Bushidos Anwalt, Steffen Tzschoppe, sieht sich währenddessen durch das vorläufige Gutachten bestätigt. Nach dem Fazit des Audioeexperten sei „der Datei mit vorsichtiger Skepsis zu begegnen“, sagte Tzschoppe Anfang April der Deutschen Presse-Agentur. Die Datei sei für ihn schon immer eine Fälschung gewesen, um seinen Mandanten zu diskreditieren. Der Verteidiger von Abou-Chaker, Hansgeorg Birkhoff, wies dies zurück. Aus Sicht der Verteidiger des Clanchefs und drei seiner Brüder widerlegt die rund zweistündige Tondatei die Darstellung von Bushido.
Bushido und sein Anwalt haben die Echtheit der Datei von Anfang an bezweifelt. Es gebe technisch und inhaltlich viele Auffälligkeiten, so Bushido in einer mehrtägigen Befragung zu dem Mitschnitt. Nun bleibt weiter abzuwarten, ob der Gutachter diese Auffassung teilt und eine Manipulation nachweisen kann.

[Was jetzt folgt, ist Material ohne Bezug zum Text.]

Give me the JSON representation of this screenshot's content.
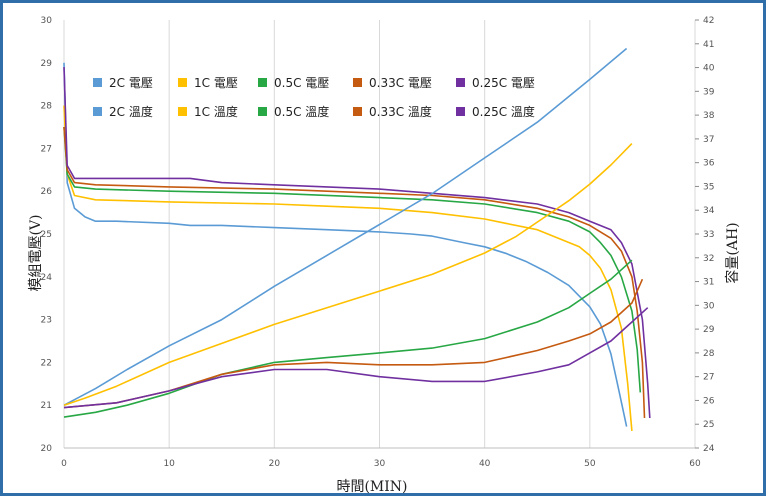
{
  "chart_data": {
    "type": "line",
    "xlabel": "時間(MIN)",
    "ylabel_left": "模組電壓(V)",
    "ylabel_right": "容量(AH)",
    "xlim": [
      0,
      60
    ],
    "xticks": [
      "0",
      "10",
      "20",
      "30",
      "40",
      "50",
      "60"
    ],
    "ylim_left": [
      20,
      30
    ],
    "yticks_left": [
      "20",
      "21",
      "22",
      "23",
      "24",
      "25",
      "26",
      "27",
      "28",
      "29",
      "30"
    ],
    "ylim_right": [
      24,
      42
    ],
    "yticks_right": [
      "24",
      "25",
      "26",
      "27",
      "28",
      "29",
      "30",
      "31",
      "32",
      "33",
      "34",
      "35",
      "36",
      "37",
      "38",
      "39",
      "40",
      "41",
      "42"
    ],
    "grid": "vertical",
    "legend_position": "top-center",
    "series": [
      {
        "name": "2C 電壓",
        "axis": "left",
        "color": "#5b9bd5",
        "x": [
          0,
          0.3,
          1,
          2,
          3,
          5,
          10,
          12,
          15,
          20,
          25,
          30,
          33,
          35,
          38,
          40,
          42,
          44,
          46,
          48,
          50,
          51,
          52,
          52.8,
          53.5
        ],
        "y": [
          29,
          26.2,
          25.6,
          25.4,
          25.3,
          25.3,
          25.25,
          25.2,
          25.2,
          25.15,
          25.1,
          25.05,
          25.0,
          24.95,
          24.8,
          24.7,
          24.55,
          24.35,
          24.1,
          23.8,
          23.3,
          22.9,
          22.2,
          21.3,
          20.5
        ]
      },
      {
        "name": "1C 電壓",
        "axis": "left",
        "color": "#ffc000",
        "x": [
          0,
          0.3,
          1,
          3,
          10,
          20,
          25,
          30,
          35,
          40,
          42,
          45,
          47,
          49,
          50,
          51,
          52,
          53,
          53.6,
          54
        ],
        "y": [
          28,
          26.4,
          25.9,
          25.8,
          25.75,
          25.7,
          25.65,
          25.6,
          25.5,
          25.35,
          25.25,
          25.1,
          24.9,
          24.7,
          24.5,
          24.2,
          23.7,
          22.8,
          21.5,
          20.4
        ]
      },
      {
        "name": "0.5C 電壓",
        "axis": "left",
        "color": "#28a745",
        "x": [
          0,
          0.3,
          1,
          3,
          10,
          20,
          30,
          35,
          40,
          45,
          48,
          50,
          51,
          52,
          53,
          54,
          54.5,
          54.8
        ],
        "y": [
          27.5,
          26.4,
          26.1,
          26.05,
          26.0,
          25.95,
          25.85,
          25.8,
          25.7,
          25.5,
          25.3,
          25.05,
          24.8,
          24.5,
          24.0,
          23.2,
          22.3,
          21.3
        ]
      },
      {
        "name": "0.33C 電壓",
        "axis": "left",
        "color": "#c55a11",
        "x": [
          0,
          0.3,
          1,
          3,
          10,
          20,
          30,
          35,
          40,
          45,
          48,
          50,
          52,
          53,
          54,
          54.5,
          55,
          55.2
        ],
        "y": [
          27.5,
          26.5,
          26.2,
          26.15,
          26.1,
          26.05,
          25.95,
          25.9,
          25.8,
          25.6,
          25.4,
          25.2,
          24.9,
          24.6,
          24.0,
          23.2,
          22.0,
          20.7
        ]
      },
      {
        "name": "0.25C 電壓",
        "axis": "left",
        "color": "#7030a0",
        "x": [
          0,
          0.3,
          1,
          3,
          12,
          15,
          20,
          30,
          35,
          40,
          45,
          48,
          50,
          52,
          53,
          54,
          55,
          55.5,
          55.7
        ],
        "y": [
          28.9,
          26.6,
          26.3,
          26.3,
          26.3,
          26.2,
          26.15,
          26.05,
          25.95,
          25.85,
          25.7,
          25.5,
          25.3,
          25.1,
          24.8,
          24.3,
          23.0,
          21.5,
          20.7
        ]
      },
      {
        "name": "2C 溫度",
        "axis": "right",
        "color": "#5b9bd5",
        "x": [
          0,
          3,
          6,
          10,
          15,
          20,
          25,
          30,
          35,
          40,
          45,
          50,
          53.5
        ],
        "y": [
          25.8,
          26.5,
          27.3,
          28.3,
          29.4,
          30.8,
          32.1,
          33.4,
          34.7,
          36.2,
          37.7,
          39.5,
          40.8
        ]
      },
      {
        "name": "1C 溫度",
        "axis": "right",
        "color": "#ffc000",
        "x": [
          0,
          2,
          5,
          10,
          15,
          20,
          25,
          30,
          35,
          40,
          43,
          46,
          48,
          50,
          52,
          54
        ],
        "y": [
          25.8,
          26.1,
          26.6,
          27.6,
          28.4,
          29.2,
          29.9,
          30.6,
          31.3,
          32.2,
          32.9,
          33.8,
          34.4,
          35.1,
          35.9,
          36.8
        ]
      },
      {
        "name": "0.5C 溫度",
        "axis": "right",
        "color": "#28a745",
        "x": [
          0,
          3,
          6,
          10,
          15,
          20,
          25,
          30,
          35,
          40,
          45,
          48,
          50,
          52,
          54
        ],
        "y": [
          25.3,
          25.5,
          25.8,
          26.3,
          27.1,
          27.6,
          27.8,
          28.0,
          28.2,
          28.6,
          29.3,
          29.9,
          30.5,
          31.1,
          31.9
        ]
      },
      {
        "name": "0.33C 溫度",
        "axis": "right",
        "color": "#c55a11",
        "x": [
          0,
          5,
          10,
          15,
          20,
          25,
          30,
          35,
          40,
          45,
          48,
          50,
          52,
          54,
          55
        ],
        "y": [
          25.7,
          25.9,
          26.4,
          27.1,
          27.5,
          27.6,
          27.5,
          27.5,
          27.6,
          28.1,
          28.5,
          28.8,
          29.3,
          30.1,
          31.1
        ]
      },
      {
        "name": "0.25C 溫度",
        "axis": "right",
        "color": "#7030a0",
        "x": [
          0,
          5,
          10,
          15,
          20,
          25,
          30,
          35,
          40,
          45,
          48,
          50,
          52,
          54,
          55.5
        ],
        "y": [
          25.7,
          25.9,
          26.4,
          27.0,
          27.3,
          27.3,
          27.0,
          26.8,
          26.8,
          27.2,
          27.5,
          28.0,
          28.5,
          29.3,
          29.9
        ]
      }
    ]
  }
}
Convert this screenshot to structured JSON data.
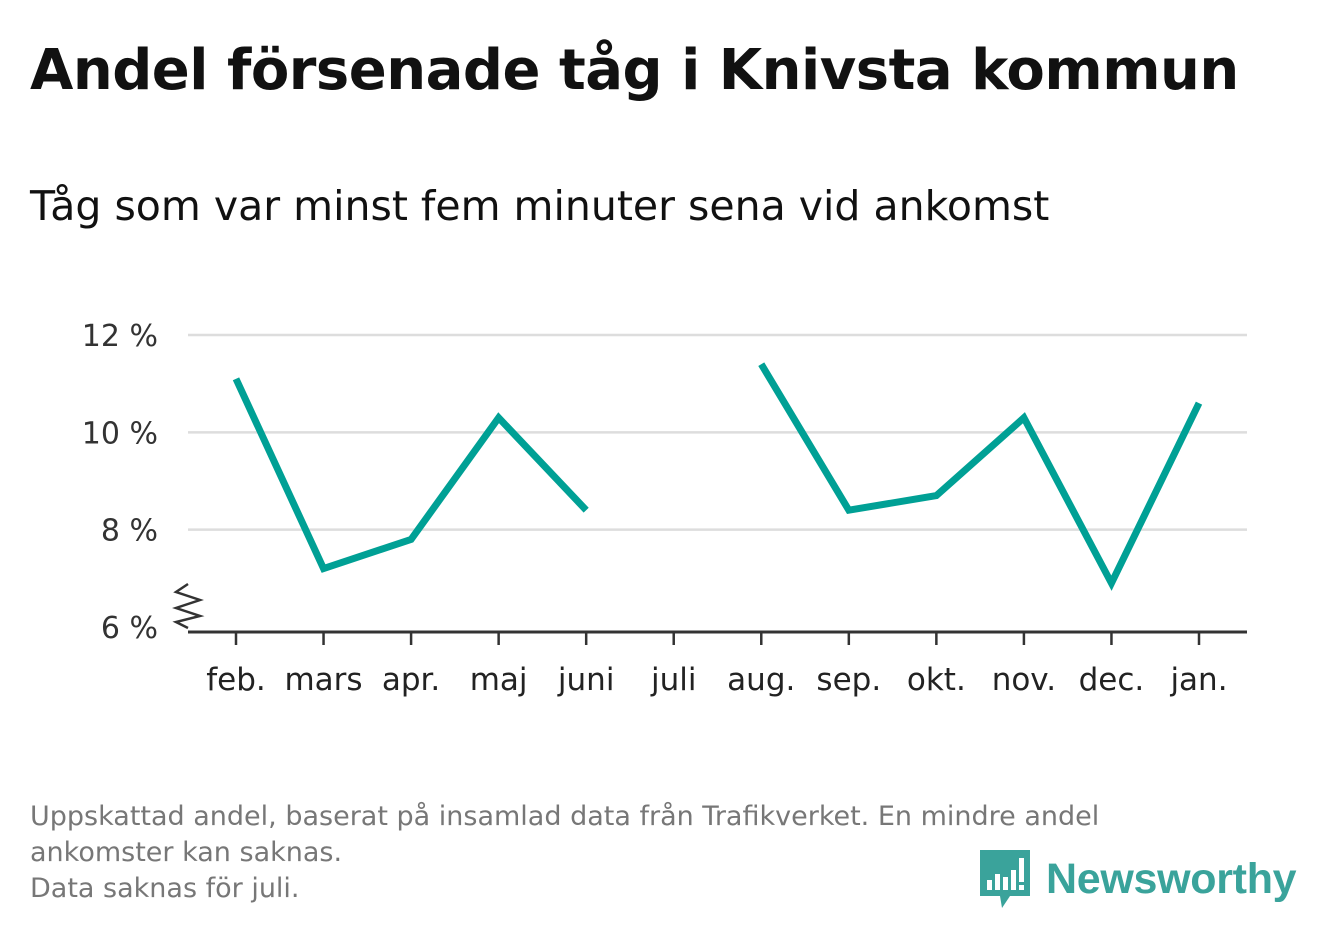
{
  "header": {
    "title": "Andel försenade tåg i Knivsta kommun",
    "subtitle": "Tåg som var minst fem minuter sena vid ankomst"
  },
  "footnote": {
    "line1": "Uppskattad andel, baserat på insamlad data från Trafikverket. En mindre andel",
    "line2": "ankomster kan saknas.",
    "line3": "Data saknas för juli."
  },
  "brand": {
    "name": "Newsworthy",
    "logo_icon": "bar-chart-speech-bubble-icon",
    "color": "#3aa39b"
  },
  "chart_data": {
    "type": "line",
    "title": "Andel försenade tåg i Knivsta kommun",
    "subtitle": "Tåg som var minst fem minuter sena vid ankomst",
    "xlabel": "",
    "ylabel": "",
    "categories": [
      "feb.",
      "mars",
      "apr.",
      "maj",
      "juni",
      "juli",
      "aug.",
      "sep.",
      "okt.",
      "nov.",
      "dec.",
      "jan."
    ],
    "series": [
      {
        "values": [
          11.1,
          7.2,
          7.8,
          10.3,
          8.4,
          null,
          11.4,
          8.4,
          8.7,
          10.3,
          6.9,
          10.6
        ],
        "color": "#00a095"
      }
    ],
    "yticks": [
      6,
      8,
      10,
      12
    ],
    "ytick_labels": [
      "6 %",
      "8 %",
      "10 %",
      "12 %"
    ],
    "ylim": [
      6,
      12
    ],
    "y_axis_break": true,
    "grid": true,
    "gridline_color": "#dddddd",
    "axis_color": "#333333"
  }
}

Rapper Shindy meldete sich als Zeuge krank
Ein Urteil ist damit weiterhin nicht in Sicht. Weitere Verhandlungstermine sind erstmal bis zum 26. Juli festgelegt, bestätigt von Bothmer vom Landgericht Berlin dem RND. An diesem Mittwoch sollen zwei Zeugen vernommen werden, mehr Informationen und auch ein Programm für die weiteren Termine gibt es bisher nicht.
Einer der Gründe für die lange Prozessdauer ist offenbar auch, dass Zeugen immer wieder kurzfristig nicht erscheinen. Dies war auch im April wieder der Fall: So gab Rapper Shindy an, krank zu sein. Der Musiker, mit bürgerlichem Namen Michael Schindler, sollte eigentlich zu der heimlich aufgenommenen Audiodatei befragt werden. Gegen Shindy war zuvor bereits ein Ordnungsgeld verhangen worden, weil er zu einem früheren Zeitpunkt im Prozess als Zeuge geschwiegen hatte.
Nun schwieg er auf andere Art. Was dahintersteckt und ob er wirklich krank ist: unklar. Wie so vieles in diese Prozess.